Bis ich mich dann ganz real verliebt habe. In einen Mann, zu dem ich wirklich engen Kontakt hatte. Der diese Gefühle erwidert hat. Der sich in einer ähnlichen Situation befand wie ich. Zu dem immer mehr Nähe entstand, Nähe, die ich so mit meinem Mann nie oder jedenfalls schon sehr sehr lange nicht mehr hatte. Und in diesem Moment war der Gedanke ganz klar und laut in meinem Kopf: ich muss mich trennen. Für mich war vollkommen klar: wenn ich solche Gefühle für einen anderen habe, dann wars das.
Leider habe ich das nicht straight durchgezogen und erstmal eine heimliche Affäre mit diesem anderen Mann angefangen. Ich habe meinen Mann belogen und betrogen. Ich hab zwar ein paar mal das Gespräch zu meinem Mann gesucht, hab mich endlich mal getraut, alle Probleme auf den Tisch zu bringen, alles, was mich schon so lange beschäftigt, auszusprechen - aber es kam sehr wenig von ihm zurück. Auch da konnte er nicht aussprechen, dass bzw. ob er mich noch liebt. Zwei Monate habe ich gebraucht, bis ich mich endlich dazu durchringen konnte, ihm zu sagen, dass ich mich trennen will. Er forderte von mir, es nochmal in einer Paartherapie zu versuchen. Ich lehnte ab. Ich hatte keine Gefühle mehr für ihn in mir, die über das gemeinsame Elternsein hinausgingen. Und doch ist mir eines wichtig zu betonen: ich habe mich nicht für oder wegen des anderen Mannes getrennt. Der war ja gar nicht verfügbar, selbst langjährig verheiratet, und er sagte mir immer wieder, dass er sich nicht trennen würde. Aber für mich war völlig klar: Dann bleibe ich eben allein. Ich konnte nicht ohne Liebe, für die Kinder, für das bequeme, angenehme und sorgenfreie Leben in dieser Ehe bleiben. Ich glaube an die Liebe. Und ich glaube daran, dass es da draußen jemanden gibt, der meine Liebe annehmen kann, nicht in Form einer Leistung oder eines Beitrags zum gemeinsamen Leben, sondern als Gefühl, als Zuwendung, der sich dafür öffnen kann - und mich umgekehrt auch annehmen und lieben kann, einfach, weil es mich gibt. Jedenfalls konnte ich länger in einer Beziehung leben, in der all das nicht stattfand.

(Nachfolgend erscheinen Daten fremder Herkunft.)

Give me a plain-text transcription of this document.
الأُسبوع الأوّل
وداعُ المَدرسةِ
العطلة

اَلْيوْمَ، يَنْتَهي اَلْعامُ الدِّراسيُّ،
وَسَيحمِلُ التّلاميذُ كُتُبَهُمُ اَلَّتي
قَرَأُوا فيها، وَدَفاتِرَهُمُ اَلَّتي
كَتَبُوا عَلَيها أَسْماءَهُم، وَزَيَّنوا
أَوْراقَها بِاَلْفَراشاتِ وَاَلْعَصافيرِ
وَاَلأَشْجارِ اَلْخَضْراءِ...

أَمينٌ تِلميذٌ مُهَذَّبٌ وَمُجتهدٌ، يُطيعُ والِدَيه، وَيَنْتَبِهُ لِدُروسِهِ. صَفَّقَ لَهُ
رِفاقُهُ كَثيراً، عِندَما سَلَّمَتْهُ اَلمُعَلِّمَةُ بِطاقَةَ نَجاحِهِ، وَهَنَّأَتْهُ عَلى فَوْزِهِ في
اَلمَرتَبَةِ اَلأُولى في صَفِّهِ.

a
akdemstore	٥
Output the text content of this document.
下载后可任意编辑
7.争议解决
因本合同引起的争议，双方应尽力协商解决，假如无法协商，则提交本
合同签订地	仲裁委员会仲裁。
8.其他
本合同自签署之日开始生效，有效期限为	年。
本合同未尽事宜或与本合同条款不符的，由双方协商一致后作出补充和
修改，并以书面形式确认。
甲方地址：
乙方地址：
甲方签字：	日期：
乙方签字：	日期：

Es folgten furchtbare und zugleich wunderschöne Monate. Wir mussten es den Kindern sagen, der schrecklichste Tag meines Lebens. Ich sah, wie mein Mann unter Schock stand, kaum noch gegessen und geschlafen hat, wie für ihn die Welt zusammenbrach. Gleichzeitig hat sich meine Affäre urplötzlich doch von seiner Frau getrennt, um mit mir zusammensein zu können - was wir dann ganz offiziell auch ein paar Monate lang waren, ich war sehr verliebt und konnte mir eine Zukunft mit ihm vorstellen. Ich bin aus unserem Haus ausgezogen, habe mir eine Wohnung gesucht, nachdem wir kurz Eltern-WG versucht und Nestmodell angemacht und wieder verworfen hatten, haben wir uns auf das Wechselmodell (mit etwas höherem Anteil meinerseits) geeinigt. Mein Mann hat für seine Kinder unglaubliche Kräfte entfaltet, wir sind immer im Gespräch geblieben, was das Organisatorische angeht, wir sind Eltern und Familie geblieben, trotz Trennung und obwohl wir uns mit dieser und den Gründen nie wieder auseinandergesetzt haben.
Der andere Mann ist dann doch wieder zu seiner Frau zurück und ich habe schlimmen Liebeskummer durchlitten, gleichzeitig zog ich in meine Wohnung ein und versuchte, einen Alltag mit meinen Kindern zu finden - und nicht zuletzt auch, die Trennung von meinem Mann irgendwie zu verarbeiten.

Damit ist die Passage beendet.